Government’s Living Wage plan is a work of fiction

18 November 2022

• No improvement planned next year to move NMW towards 60% of median earnings.
• Government continues to drag heels defending security workers.

Labour spokesperson on workers’ rights, Senator Marie Sherlock has today (Friday, 18th November) said the Government’s Living Wage plan for 2023 is a work of fiction, stressing that there is no improvement planned to move the National Minimum Wage (NMW) towards 60% of median earnings next year.

Senator Sherlock said:

“The Government says it is launching a plan to improve wages for low paid workers but the reality is they are doing nothing about it. In 2022, NMW was 51.8%of expected median earnings. In 2023, NMW will be 51.8% of expected median earnings. Yet when we see what is actually happening the minimum wage next year- there will be zero progress in getting to that target.
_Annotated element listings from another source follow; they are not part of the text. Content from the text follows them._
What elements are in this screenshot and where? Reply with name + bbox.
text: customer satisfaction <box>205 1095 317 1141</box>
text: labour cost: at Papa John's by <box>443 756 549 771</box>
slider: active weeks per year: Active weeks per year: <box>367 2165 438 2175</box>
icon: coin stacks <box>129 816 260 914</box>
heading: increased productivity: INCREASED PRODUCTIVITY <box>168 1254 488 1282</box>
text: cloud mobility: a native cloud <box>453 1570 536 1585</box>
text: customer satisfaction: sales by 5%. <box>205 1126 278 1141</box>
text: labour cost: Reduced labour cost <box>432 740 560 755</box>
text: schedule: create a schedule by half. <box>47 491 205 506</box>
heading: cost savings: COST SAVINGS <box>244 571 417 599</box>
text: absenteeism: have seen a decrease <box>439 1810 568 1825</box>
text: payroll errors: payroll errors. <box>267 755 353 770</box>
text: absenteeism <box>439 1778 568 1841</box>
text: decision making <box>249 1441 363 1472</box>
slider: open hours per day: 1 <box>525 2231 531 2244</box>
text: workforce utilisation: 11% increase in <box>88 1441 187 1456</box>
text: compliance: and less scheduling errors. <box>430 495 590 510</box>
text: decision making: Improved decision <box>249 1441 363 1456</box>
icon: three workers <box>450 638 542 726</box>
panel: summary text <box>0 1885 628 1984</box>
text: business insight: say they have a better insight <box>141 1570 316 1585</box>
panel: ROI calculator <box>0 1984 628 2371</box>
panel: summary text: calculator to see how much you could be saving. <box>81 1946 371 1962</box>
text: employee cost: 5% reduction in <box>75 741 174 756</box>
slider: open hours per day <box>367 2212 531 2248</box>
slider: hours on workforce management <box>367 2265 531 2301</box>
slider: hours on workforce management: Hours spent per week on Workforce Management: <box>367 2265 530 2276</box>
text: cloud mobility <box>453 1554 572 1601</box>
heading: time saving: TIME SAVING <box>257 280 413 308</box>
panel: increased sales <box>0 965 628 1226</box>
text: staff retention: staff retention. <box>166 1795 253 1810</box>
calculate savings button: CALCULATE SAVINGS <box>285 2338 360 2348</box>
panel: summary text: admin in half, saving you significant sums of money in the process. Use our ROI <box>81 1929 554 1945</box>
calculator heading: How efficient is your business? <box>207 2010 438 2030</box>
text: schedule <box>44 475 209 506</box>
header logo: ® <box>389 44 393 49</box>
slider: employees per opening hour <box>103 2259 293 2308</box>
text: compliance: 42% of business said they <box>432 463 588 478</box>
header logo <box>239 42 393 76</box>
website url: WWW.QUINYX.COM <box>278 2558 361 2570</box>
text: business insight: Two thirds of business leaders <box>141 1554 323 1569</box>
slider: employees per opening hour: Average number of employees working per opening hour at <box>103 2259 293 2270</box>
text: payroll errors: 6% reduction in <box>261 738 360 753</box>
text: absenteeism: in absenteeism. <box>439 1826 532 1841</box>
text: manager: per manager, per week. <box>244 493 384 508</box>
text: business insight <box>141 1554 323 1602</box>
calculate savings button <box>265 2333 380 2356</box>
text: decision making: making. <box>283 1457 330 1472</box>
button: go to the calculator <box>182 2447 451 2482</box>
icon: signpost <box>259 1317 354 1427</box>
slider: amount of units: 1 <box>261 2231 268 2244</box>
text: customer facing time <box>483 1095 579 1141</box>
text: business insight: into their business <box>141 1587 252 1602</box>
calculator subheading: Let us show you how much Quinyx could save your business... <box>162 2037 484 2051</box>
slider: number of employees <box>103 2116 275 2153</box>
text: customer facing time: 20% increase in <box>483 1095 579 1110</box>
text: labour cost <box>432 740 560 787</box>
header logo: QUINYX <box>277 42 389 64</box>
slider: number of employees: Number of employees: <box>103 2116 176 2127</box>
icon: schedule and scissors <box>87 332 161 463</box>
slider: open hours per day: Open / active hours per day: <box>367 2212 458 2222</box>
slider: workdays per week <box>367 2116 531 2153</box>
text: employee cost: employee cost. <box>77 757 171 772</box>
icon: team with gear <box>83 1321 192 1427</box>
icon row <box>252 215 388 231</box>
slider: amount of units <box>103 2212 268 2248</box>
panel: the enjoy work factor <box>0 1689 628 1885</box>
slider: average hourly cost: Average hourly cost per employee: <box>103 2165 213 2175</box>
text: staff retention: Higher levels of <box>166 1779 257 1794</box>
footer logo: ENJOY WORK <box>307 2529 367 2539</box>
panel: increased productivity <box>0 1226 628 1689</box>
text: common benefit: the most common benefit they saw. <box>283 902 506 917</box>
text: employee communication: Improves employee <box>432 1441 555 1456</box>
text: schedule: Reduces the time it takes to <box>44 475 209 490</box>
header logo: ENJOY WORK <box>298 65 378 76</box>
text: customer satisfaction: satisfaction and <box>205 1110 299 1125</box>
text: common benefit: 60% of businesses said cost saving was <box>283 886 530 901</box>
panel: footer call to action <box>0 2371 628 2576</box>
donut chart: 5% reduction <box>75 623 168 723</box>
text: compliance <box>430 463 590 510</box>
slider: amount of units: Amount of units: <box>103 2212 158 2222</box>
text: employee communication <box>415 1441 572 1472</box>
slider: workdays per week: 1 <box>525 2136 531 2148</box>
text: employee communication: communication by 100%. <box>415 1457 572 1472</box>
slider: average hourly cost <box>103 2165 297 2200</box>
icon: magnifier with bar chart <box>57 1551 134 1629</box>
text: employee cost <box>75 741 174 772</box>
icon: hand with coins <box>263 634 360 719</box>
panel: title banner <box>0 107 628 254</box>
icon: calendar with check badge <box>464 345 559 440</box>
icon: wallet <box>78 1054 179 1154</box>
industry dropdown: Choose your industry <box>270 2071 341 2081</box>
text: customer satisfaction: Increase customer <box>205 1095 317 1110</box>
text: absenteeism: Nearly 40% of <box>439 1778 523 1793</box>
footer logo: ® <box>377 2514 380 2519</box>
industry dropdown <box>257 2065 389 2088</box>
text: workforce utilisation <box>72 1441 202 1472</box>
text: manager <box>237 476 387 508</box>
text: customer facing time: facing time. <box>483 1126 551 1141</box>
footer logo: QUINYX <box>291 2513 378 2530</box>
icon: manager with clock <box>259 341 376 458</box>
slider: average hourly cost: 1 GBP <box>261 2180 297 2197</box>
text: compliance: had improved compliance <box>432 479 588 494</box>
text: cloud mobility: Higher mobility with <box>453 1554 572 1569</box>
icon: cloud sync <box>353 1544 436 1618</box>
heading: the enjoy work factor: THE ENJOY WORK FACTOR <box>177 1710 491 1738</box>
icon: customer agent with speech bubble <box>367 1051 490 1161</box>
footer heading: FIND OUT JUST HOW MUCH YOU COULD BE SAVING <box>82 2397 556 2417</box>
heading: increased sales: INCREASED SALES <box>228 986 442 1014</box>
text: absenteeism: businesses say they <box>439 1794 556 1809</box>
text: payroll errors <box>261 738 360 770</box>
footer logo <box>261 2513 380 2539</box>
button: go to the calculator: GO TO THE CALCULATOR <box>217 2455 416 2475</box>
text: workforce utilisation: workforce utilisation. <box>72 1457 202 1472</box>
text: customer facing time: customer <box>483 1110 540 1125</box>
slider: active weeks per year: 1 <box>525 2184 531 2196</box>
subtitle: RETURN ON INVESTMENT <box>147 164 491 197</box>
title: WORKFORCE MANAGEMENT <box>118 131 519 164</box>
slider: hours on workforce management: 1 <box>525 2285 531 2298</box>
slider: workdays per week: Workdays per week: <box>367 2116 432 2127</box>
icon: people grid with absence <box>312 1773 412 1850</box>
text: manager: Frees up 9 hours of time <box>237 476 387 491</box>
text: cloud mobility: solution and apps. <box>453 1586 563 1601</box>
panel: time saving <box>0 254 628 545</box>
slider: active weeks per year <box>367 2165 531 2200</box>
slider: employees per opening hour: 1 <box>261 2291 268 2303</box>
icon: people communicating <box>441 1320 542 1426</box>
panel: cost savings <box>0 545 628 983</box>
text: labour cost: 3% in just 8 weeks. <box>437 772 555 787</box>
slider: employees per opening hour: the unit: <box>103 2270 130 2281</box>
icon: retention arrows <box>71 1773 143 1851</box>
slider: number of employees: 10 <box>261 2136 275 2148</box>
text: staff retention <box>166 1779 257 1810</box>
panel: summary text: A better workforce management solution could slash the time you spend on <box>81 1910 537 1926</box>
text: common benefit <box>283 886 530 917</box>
“To add insult to injury for low wage workers, there is nothing in the Government’s plan to fix the sub minimum rates. Young workers aged 18 and 19 who are deemed to be adults by the State and yet are treated like children in the context of the payment of the minimum wage.

“Already, many of us were skeptical of a plan set out by the Government that goes on beyond the lifetime of this Government. What’s happening now is that this Government has decided it is not going to do anything substantive on living wage now but effectively hand it over to the next Government. The reality is that the next Government will not have a choice- they’ll have to do it to comply with the adequate minimum wage directive agreed by the EU council in November. What is happening now is that they are kicking the can down the road. It is as simple as that.

“And of course, the irony of all this in the Government’s launch of their Living Wage plan is that all this has taken place in the week where this Government continues to fail security workers in this country- people who have a very modest income, who had a pay deal with their employers, who were reliant on the Minister just to sign the pay deal into law. Instead, the Government sat on their hands when they were injuncted from signing the pay deal and didn’t bother for many weeks to respond to the court.

“It is 12 weeks since that injunction was sought and this week, the judicial review of the security ERO was in for mention in the High Court but as expected, the hearing has been put back – leaving security workers to face the winter with no pay increase.”